AnnOmaly,
You are one astute lady! You posting deserves answers since you started this thread to begin with and reviewed my book so fairly and eloquently.
You must have received the paperback version of the book because we are not allowed to put page numbers on Kindle and Nook versions. I probably should have put page numbers in the table of contents for that paperback version, but I didn't like the way it looked when I tried it. I hoped that by my putting headings on each chapter it would help you find that chapter again if you needed to, rather than page numbers on the TOC. I guess I was wrong. I will correct this on the second printing... if I ever have enough books sold to justify that effort.
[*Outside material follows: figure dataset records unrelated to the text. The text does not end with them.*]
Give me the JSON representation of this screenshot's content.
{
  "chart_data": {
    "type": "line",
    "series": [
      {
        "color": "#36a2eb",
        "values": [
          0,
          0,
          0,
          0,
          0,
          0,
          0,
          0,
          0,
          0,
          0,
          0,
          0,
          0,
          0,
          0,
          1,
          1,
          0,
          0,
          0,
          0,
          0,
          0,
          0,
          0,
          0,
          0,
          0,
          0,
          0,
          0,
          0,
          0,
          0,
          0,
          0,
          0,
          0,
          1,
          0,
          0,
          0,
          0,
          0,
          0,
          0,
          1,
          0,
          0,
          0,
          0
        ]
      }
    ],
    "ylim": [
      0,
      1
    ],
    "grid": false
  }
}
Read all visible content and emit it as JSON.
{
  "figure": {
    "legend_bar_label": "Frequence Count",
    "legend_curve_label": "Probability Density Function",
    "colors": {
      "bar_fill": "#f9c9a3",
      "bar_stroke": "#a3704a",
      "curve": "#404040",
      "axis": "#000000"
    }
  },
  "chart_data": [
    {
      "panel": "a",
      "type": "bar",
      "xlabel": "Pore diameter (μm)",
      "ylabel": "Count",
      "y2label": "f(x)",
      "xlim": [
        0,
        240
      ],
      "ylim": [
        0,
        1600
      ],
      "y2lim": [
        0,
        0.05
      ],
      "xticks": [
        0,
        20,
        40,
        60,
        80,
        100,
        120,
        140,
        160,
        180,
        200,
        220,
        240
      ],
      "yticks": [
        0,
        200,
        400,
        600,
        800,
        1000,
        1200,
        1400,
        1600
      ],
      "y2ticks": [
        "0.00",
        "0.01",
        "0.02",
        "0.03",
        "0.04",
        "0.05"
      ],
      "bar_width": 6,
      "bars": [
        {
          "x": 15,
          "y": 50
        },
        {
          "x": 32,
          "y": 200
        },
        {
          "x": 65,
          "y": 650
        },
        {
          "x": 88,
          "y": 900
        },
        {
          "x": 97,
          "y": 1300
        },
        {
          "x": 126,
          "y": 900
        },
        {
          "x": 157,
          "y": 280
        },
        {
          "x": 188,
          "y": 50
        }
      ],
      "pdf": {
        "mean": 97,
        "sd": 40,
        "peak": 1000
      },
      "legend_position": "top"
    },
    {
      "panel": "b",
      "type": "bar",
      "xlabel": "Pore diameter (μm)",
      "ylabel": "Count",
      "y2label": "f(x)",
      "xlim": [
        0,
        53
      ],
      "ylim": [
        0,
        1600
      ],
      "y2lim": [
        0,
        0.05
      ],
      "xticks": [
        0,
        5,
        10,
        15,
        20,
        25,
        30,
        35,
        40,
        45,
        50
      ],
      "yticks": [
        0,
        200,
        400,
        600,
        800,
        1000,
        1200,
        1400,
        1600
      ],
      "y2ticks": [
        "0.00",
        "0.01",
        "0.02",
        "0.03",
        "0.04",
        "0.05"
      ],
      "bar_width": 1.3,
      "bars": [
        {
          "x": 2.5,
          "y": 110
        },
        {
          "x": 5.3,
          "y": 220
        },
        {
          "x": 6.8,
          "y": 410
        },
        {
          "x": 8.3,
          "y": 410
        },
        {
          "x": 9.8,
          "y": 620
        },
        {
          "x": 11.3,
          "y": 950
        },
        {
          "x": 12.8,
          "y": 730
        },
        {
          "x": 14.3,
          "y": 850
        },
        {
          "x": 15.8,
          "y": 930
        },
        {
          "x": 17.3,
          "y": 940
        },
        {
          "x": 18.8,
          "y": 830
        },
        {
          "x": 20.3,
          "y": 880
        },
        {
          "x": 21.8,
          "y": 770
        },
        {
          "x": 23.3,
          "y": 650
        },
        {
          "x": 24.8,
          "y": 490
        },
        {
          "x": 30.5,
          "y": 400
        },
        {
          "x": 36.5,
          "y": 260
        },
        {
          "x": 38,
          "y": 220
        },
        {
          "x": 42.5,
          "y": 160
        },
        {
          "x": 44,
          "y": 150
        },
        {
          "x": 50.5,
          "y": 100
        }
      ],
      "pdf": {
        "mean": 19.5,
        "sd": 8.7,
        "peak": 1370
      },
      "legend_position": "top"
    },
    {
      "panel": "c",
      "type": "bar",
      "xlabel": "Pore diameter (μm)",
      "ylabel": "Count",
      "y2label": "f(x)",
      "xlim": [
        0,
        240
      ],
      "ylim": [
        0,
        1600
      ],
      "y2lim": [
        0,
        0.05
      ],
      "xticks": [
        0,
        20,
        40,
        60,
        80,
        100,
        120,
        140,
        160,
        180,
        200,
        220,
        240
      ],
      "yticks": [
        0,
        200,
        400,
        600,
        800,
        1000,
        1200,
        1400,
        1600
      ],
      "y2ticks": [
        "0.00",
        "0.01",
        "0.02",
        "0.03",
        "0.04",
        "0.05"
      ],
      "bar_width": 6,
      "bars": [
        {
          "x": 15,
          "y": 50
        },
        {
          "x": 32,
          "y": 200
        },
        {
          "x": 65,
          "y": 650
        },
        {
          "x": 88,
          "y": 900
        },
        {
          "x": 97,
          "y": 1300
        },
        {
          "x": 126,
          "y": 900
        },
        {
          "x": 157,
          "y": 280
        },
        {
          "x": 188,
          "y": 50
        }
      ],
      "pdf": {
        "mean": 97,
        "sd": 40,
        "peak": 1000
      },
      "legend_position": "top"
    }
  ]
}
My general rule of thumb was that I would obscure the name of any big shot that I was remotely critical of, but not worry about it if I wasn't really critical of them. It's why I named Fred Franz or Sydlik or Gangas, but hid other GB and hid heavies like the power hungry RW. I really didn't want my book to be about calling out people by name as bad guys. I was more interested in the lesson of the story rather than getting revenge on a particular person. GS (first name later revealed as Gene) was a different issue. I actually liked Gene very much at my stay at Bethel. But many ex-JW's hate this guy. I guess I didn't want those ex-JW folks to read my book, get distracted with that and say "Really, you LIKED that guy? Are you kidding?" So, after I wrote his parts, I later thought to remove his name too. I left in the first name by mistake in one passage that you have now pointed out. Oh well. I this still obscures him to all but the most astute and clued-in people like yourself though, so I have no regrets on that. I probably will take his name out completely on the second edition.
Ray Franz the nephew was mentioned that way at first, then, typo, slip-of-the-brain, I called him brother later. My editor didn't catch it and neither did I on my many reviews. Oops. Another 2 edition correction needed.
Finally, yes, Michael Jackson was suspected of child molestation, even way back then. He had not been put on trial for it at that time, but he still had that strange and unsettling fixation on children even in those days. So, the gay, child molester epithets flew at the Holy House of God, even in the 1980s.